Over decades Synthese has published influential papers advancing arguments associated with Bayesianism and critiques thereof, engaging figures such as Bruno de Finetti, Leonard Savage, Harold Jeffreys, and Richard Jeffrey. Seminal contributions have addressed the formalization of scientific explanation building on work by Carl Hempel and Paul Oppenheim, and have contributed to debates over reductionism and emergence connected to Erwin Schrödinger's and John S. Bell's legacies. The journal has presented technical results in modal logic, decision theory, and confirmation theory, drawing on methods developed by Jaakko Hintikka, David Lewis, Robert Stalnaker, Kenneth Arrow, and Derek Parfit. Special issues and symposia have featured exchanges with scholars from National Academy of Sciences, American Philosophical Association, and intellectual projects linked to centers like the Institute for Advanced Study.

Reception and Impact

Synthese is widely cited in literature spanning analytic philosophy and interdisciplinary studies, with citation patterns comparable to those of Philosophy of Science and The Journal of Philosophy. The journal has influenced curricula at departments including Princeton University, University of Cambridge, Brown University, King's College London, and University College London, and figures in bibliographies curated by the Modern Language Association and indexing services like Web of Science and Scopus. Its impact extends to methodological discussions among practitioners at laboratories such as Los Alamos National Laboratory and agencies like NASA where conceptual analysis interfaces with scientific practice.
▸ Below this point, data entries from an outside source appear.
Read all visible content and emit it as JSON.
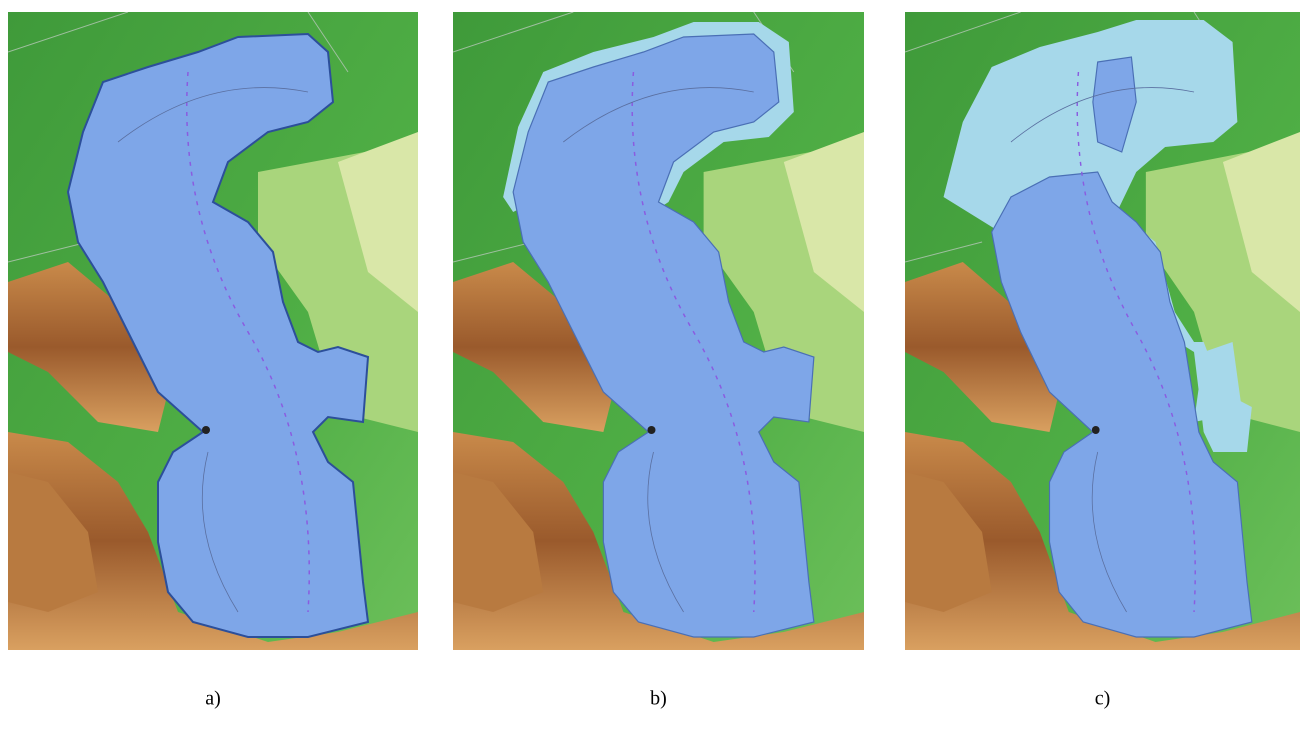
{
  "panels": [
    {
      "label": "a)"
    },
    {
      "label": "b)"
    },
    {
      "label": "c)"
    }
  ]
}
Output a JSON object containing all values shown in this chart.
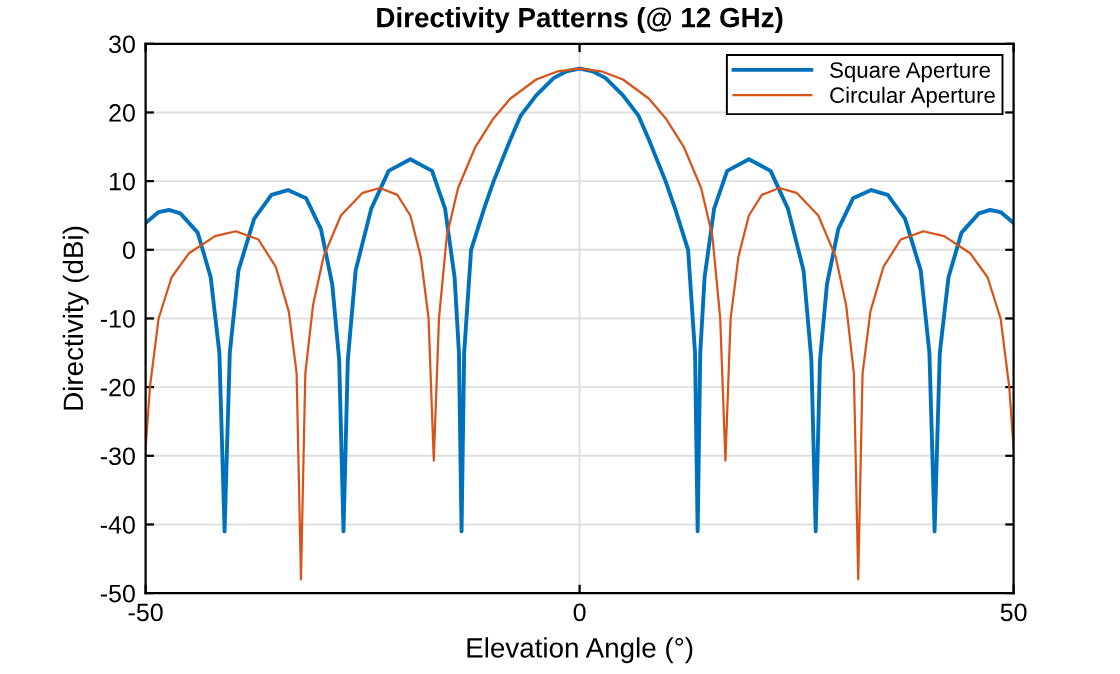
{
  "chart_data": {
    "type": "line",
    "title": "Directivity Patterns (@ 12 GHz)",
    "xlabel": "Elevation Angle (°)",
    "ylabel": "Directivity (dBi)",
    "xlim": [
      -50,
      50
    ],
    "ylim": [
      -50,
      30
    ],
    "xticks": [
      -50,
      0,
      50
    ],
    "yticks": [
      -50,
      -40,
      -30,
      -20,
      -10,
      0,
      10,
      20,
      30
    ],
    "grid": true,
    "legend": "top right",
    "marker": "none",
    "line_style": "solid",
    "series": [
      {
        "name": "Square Aperture",
        "color": "#0072bd",
        "x": [
          -50,
          -48.5,
          -47.3,
          -46,
          -44,
          -42.5,
          -41.5,
          -40.9,
          -40.3,
          -39.3,
          -37.5,
          -35.5,
          -33.6,
          -31.5,
          -29.8,
          -28.5,
          -27.7,
          -27.2,
          -26.7,
          -25.8,
          -24,
          -22,
          -19.5,
          -17,
          -15.5,
          -14.4,
          -13.9,
          -13.6,
          -13.3,
          -12.5,
          -11,
          -9.9,
          -8,
          -6.8,
          -5,
          -3,
          -1.5,
          0,
          1.5,
          3,
          5,
          6.8,
          8,
          9.9,
          11,
          12.5,
          13.3,
          13.6,
          13.9,
          14.4,
          15.5,
          17,
          19.5,
          22,
          24,
          25.8,
          26.7,
          27.2,
          27.7,
          28.5,
          29.8,
          31.5,
          33.6,
          35.5,
          37.5,
          39.3,
          40.3,
          40.9,
          41.5,
          42.5,
          44,
          46,
          47.3,
          48.5,
          50
        ],
        "values": [
          3.9,
          5.5,
          5.8,
          5.3,
          2.5,
          -4,
          -15,
          -41,
          -15,
          -3,
          4.5,
          8,
          8.7,
          7.5,
          3,
          -5,
          -16,
          -41,
          -16,
          -3,
          6,
          11.5,
          13.2,
          11.5,
          6,
          -4,
          -15,
          -41,
          -15,
          0,
          6,
          10,
          16,
          19.5,
          22.5,
          25,
          26,
          26.4,
          26,
          25,
          22.5,
          19.5,
          16,
          10,
          6,
          0,
          -15,
          -41,
          -15,
          -4,
          6,
          11.5,
          13.2,
          11.5,
          6,
          -3,
          -16,
          -41,
          -16,
          -5,
          3,
          7.5,
          8.7,
          8,
          4.5,
          -3,
          -15,
          -41,
          -15,
          -4,
          2.5,
          5.3,
          5.8,
          5.5,
          3.9
        ]
      },
      {
        "name": "Circular Aperture",
        "color": "#d95319",
        "x": [
          -50,
          -49.5,
          -48.5,
          -47,
          -45,
          -42,
          -39.6,
          -37,
          -35,
          -33.5,
          -32.6,
          -32.1,
          -31.6,
          -30.7,
          -29.5,
          -27.5,
          -25,
          -23,
          -21,
          -19.5,
          -18.3,
          -17.4,
          -16.8,
          -16.2,
          -15.3,
          -14,
          -12,
          -10,
          -8,
          -5,
          -2.5,
          0,
          2.5,
          5,
          8,
          10,
          12,
          14,
          15.3,
          16.2,
          16.8,
          17.4,
          18.3,
          19.5,
          21,
          23,
          25,
          27.5,
          29.5,
          30.7,
          31.6,
          32.1,
          32.6,
          33.5,
          35,
          37,
          39.6,
          42,
          45,
          47,
          48.5,
          49.5,
          50
        ],
        "values": [
          -29,
          -20,
          -10,
          -4,
          -0.5,
          2,
          2.7,
          1.5,
          -2.5,
          -9,
          -18,
          -48,
          -18,
          -8,
          -1,
          5,
          8.3,
          9,
          8,
          5,
          -1,
          -10,
          -30.7,
          -10,
          2,
          9,
          15,
          19,
          22,
          24.8,
          26,
          26.4,
          26,
          24.8,
          22,
          19,
          15,
          9,
          2,
          -10,
          -30.7,
          -10,
          -1,
          5,
          8,
          9,
          8.3,
          5,
          -1,
          -8,
          -18,
          -48,
          -18,
          -9,
          -2.5,
          1.5,
          2.7,
          2,
          -0.5,
          -4,
          -10,
          -20,
          -29
        ]
      }
    ]
  }
}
Controversies and Criticism

Synthese has been subject to controversies familiar to scholarly publishing: debates over editorial decisions, charges about peer review transparency, and disputes over special-issue guest editors drawn from networks including European Research Council and national funding bodies. Critics associated with factions around Feyerabend and Paul Feyerabend-style pluralism as well as proponents of reform in academic publishing tied to Open Access advocacy and groups like the Scholarly Publishing and Academic Resources Coalition have called for changes. Some commentators linked to departments at University of Oxford and McGill University have critiqued perceived emphases on formal methods versus historical or sociological approaches endorsed by scholars at Harvard University and University of Pennsylvania.